RNNs are specialized architectures for sequential data. The key idea is to leverage parameter sharing which has two benefits : the sequence length can be one not found in the training set and that we maintain the statistical power of learned features across all time steps (we don’t have to learn the same features again and again).

1-D Convolutions also use parameter sharing by using features in the neighborhood. On the other hand, RNNs repeatedly apply the same operation to the input.

Computational Graphs

RNN Computational graphs can contain cycles. Therefore, we unfold the graph completely so that it contains no cycles. The equation for a RNN is : $h^t = f(h^{(t-1)}, x^t, \theta)$

RNNs

RNNs are universal i.e they can simulate a Turing machine (See references on Page 379 for proof).

The forward propagation equations are (we start with $h^{(0)}$) :

  • $a^t = b^t + Wh^{(t-1)} + Ux^t$
  • $h^t = tanh(a^t)$ Note: Tanh is assumed to be the activation
  • $o^t = c + Vh^t$
  • $\hat{y}^t = softmax(o^t)$ Note: we apply softmax when we need to discretize the output (we get probabilities as output)

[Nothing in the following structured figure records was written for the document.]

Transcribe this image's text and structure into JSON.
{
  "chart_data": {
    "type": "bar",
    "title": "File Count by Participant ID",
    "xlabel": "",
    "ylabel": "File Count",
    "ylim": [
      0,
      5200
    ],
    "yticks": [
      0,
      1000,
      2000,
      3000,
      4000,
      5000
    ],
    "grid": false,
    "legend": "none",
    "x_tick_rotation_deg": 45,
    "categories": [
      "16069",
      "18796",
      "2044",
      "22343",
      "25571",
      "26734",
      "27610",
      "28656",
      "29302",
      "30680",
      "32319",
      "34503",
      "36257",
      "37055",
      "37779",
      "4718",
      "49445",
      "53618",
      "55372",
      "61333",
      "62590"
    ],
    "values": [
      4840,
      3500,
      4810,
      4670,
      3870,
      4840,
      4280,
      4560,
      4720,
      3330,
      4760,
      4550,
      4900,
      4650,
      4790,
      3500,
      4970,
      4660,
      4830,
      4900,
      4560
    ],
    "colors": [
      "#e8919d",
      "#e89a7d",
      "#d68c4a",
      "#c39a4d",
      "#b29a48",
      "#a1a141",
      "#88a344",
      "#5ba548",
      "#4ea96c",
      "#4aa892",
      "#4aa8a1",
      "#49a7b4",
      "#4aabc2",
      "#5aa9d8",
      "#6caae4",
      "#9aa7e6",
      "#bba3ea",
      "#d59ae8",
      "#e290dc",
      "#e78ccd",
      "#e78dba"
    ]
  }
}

The Loss is the total loss over the entire sequence. Thus, The likelihood is the $y^t$ entry in the output of the softmax.

BPTT has linear costs in both memory (we need prep state for forward pass) and time (cannot be parallelized due to sequential nature).

After unrolling the computation graph, BPTT is the same as regular backdrop. The only gotcha is that internal parameters of the RNN cell have gradients across time steps which need to be summed up.